Interview with Kate Archer, Author of The Lord’s Desperate Pledge

08 Dec 2020

What can you tell us about your new release, The Lord’s Desperate Pledge?

This is the third book of the series, The Dukes’ Pact. Six older dukes are fed up with their eldest sons not getting around to marrying and producing heirs, so they put them under extreme financial pressure to force them into it. The bachelor lords, naturally, resist. They will all be defeated, one by one, by my fearless heroines.

This is book three and Lord Ashbridge is a renowned, and arrogant, gambler. Lily Farnsworth has paid for her season via a particular skill at piquet. When these two card players collide, they despise one another. Until they stumble on a dangerous plot and are forced to work together.
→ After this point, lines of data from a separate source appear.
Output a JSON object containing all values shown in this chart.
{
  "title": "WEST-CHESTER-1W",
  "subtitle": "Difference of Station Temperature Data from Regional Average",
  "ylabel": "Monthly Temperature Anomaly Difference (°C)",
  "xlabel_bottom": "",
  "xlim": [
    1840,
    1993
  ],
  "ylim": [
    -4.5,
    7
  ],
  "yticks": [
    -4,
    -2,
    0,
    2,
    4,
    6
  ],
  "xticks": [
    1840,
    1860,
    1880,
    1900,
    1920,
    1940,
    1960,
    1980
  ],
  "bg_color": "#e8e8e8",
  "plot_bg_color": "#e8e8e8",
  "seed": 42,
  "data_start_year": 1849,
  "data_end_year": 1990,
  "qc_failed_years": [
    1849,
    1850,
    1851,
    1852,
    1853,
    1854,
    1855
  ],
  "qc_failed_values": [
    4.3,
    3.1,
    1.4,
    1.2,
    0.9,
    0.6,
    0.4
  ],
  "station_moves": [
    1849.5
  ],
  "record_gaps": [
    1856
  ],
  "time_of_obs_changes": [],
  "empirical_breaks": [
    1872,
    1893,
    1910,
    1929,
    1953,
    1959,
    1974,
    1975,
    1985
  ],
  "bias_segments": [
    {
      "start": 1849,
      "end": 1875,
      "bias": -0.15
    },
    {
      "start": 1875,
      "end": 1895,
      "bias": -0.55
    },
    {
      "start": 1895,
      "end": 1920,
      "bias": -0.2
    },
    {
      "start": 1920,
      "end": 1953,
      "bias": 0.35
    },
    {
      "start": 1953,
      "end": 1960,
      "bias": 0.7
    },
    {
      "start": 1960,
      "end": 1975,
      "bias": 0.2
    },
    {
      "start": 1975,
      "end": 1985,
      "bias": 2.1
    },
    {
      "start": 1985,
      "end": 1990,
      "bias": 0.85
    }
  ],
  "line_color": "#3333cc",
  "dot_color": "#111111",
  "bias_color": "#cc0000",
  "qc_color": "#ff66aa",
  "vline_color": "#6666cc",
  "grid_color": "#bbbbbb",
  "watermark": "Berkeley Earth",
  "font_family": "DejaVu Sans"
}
 I had such fun with these two. Ashbridge presents a cool exterior, but the fact is, he’d watched in horror when his inheritance came very close to ruin and takes his responsibility to keep his family afloat very seriously. Lily grew up fighting off creditors and has developed nerves of steel on account of it. Both of them are prickly, and so very well suited to one another.
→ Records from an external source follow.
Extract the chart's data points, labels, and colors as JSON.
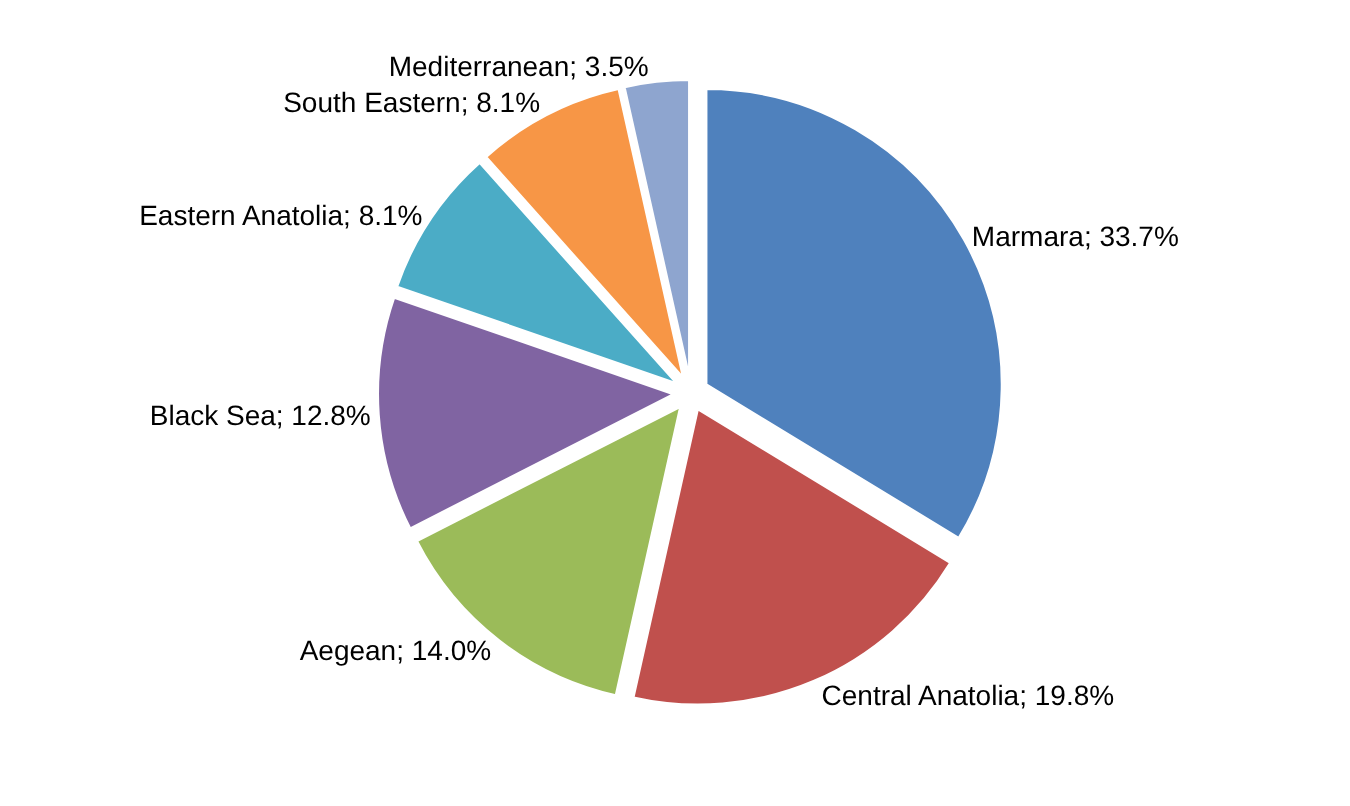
{
  "chart_data": {
    "type": "pie",
    "categories": [
      "Marmara",
      "Central Anatolia",
      "Aegean",
      "Black Sea",
      "Eastern Anatolia",
      "South Eastern",
      "Mediterranean"
    ],
    "values": [
      33.7,
      19.8,
      14.0,
      12.8,
      8.1,
      8.1,
      3.5
    ],
    "value_labels": [
      "33.7%",
      "19.8%",
      "14.0%",
      "12.8%",
      "8.1%",
      "8.1%",
      "3.5%"
    ],
    "colors": [
      "#4f81bd",
      "#c0504d",
      "#9bbb59",
      "#8064a2",
      "#4bacc6",
      "#f79646",
      "#8ea5cf"
    ],
    "legend": false
  }
}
What or who inspired you to become an author?

I always had a vague idea that I should write something, but it wasn’t until I lived in the Caribbean that I got started. I owned a small restaurant (VERY small) and the slow season for tourists leaves a lot of time on your hands. One year, I decided to write a children’s book for my young niece and nephew. It was terrible—far too long and way too many characters—but I was hooked! A lot of practice novels later, here we are. I have tried so many things in my life—SCUBA instructor, restaurant owner, Emergency Medical Technician, Wall Street consultant—this is the one that stuck.

What’s on your top 5 list for the best books you’ve ever read?

Jane Austen: Pride and Prejudice, then Emma, then Sense and Sensibility

Charles Dickens David Copperfield, then A Christmas Carol

Georgette Heyer – Devil’s Cub or really anything she wrote for something light and fun

Mark Helprin: A Soldier of the Great War – a lovely, lovely book, don’t be put off by war being in the title

Frances Hodgson Burnett: The Little Princess – the first full length novel I ever read (and read and read). It’s worth it for the attic transformation scene alone—Ram Dass can break into my house anytime!

Say you’re the host of a literary talk show. Who would be your first guest? What would you want to ask?

Well, it has to be Jane Austen. So many questions! How did she revise without a computer? Where did her ideas come from? Were her characters based on people she knew? Does she wish she got married, or did she retain her sense of romance by avoiding the day-to-day of marriage? How would Sanditon have ended? What book was she going to write after Sanditon? Could she elaborate on her literary techniques for comedic characters? Now that she’s back to life and can see what came after, does she think Charles Dickens studied those techniques? Which Pride and Prejudice movie or miniseries does she prefer? (Please Jane, tell me it’s the one with Colin Firth) And on and on…

What’s your favorite thing about writing?

That I can leave this world behind and enter a world I’ve created. This has been particularly wonderful during the lockdown (I’m in the northeast, so since March). Writing is a fantastic way to get out of your own head. As well, it’s all mine until it’s published and I love noodling around with sentences and finding just the right word or image that I was looking for.

What is a typical day like for you?

During the week I work in social services, which as you might imagine, is particularly grim right now. So many people who never needed help in their lives need help now. On the weekends, I write all day. I like those big stretches of time and am very protective of that schedule. Even before Covid, don’t bother calling me for Sunday brunch or trip to the mall—I’m not coming! I know my books are not a part of the essential response to the pandemic, but I hope they do what all books should—provide a respite from reality. Whether I’m writing or working, a good smoothie is essential. I keep a back-up Nutribullet on hand in case mine breaks and if you even hint you are interested in my recipes, I will send them!

What scene from The Lord’s Desperate Pledge was your favorite to write?

The final card game. I don’t want to say too much about it, but it is the culmination of Ashworth and Lily’s relationship and really the only place that could happen was at a card table. For comedy, I am also very fond of the scene when Lily’s intrepid butler prepares himself upon hearing that there have been housebreakers reported in the neighborhood—his bravery far exceeds his actual skills.

Do you have a motto, quote, or philosophy you live by?

Onward! Anything short of death can usually be dealt with somehow. I used to be a worrier, constantly scanning all aspects of my life for something that needed fixing. I finally realized that time is often the great fixer. Obviously, this does not apply if your house in on fire, but rarely is your house actually on fire. It is our nature as evolved animals to be always scanning the horizon for danger, and our thoughts can be consumed with emergencies that haven’t happened and never will happen. This particularly plagues adults, as it seems responsible to anticipate problems…but too much anticipation only leads to spending your life needlessly worrying.

Kate Archer is the author of The Lord’s Desperate Pledge.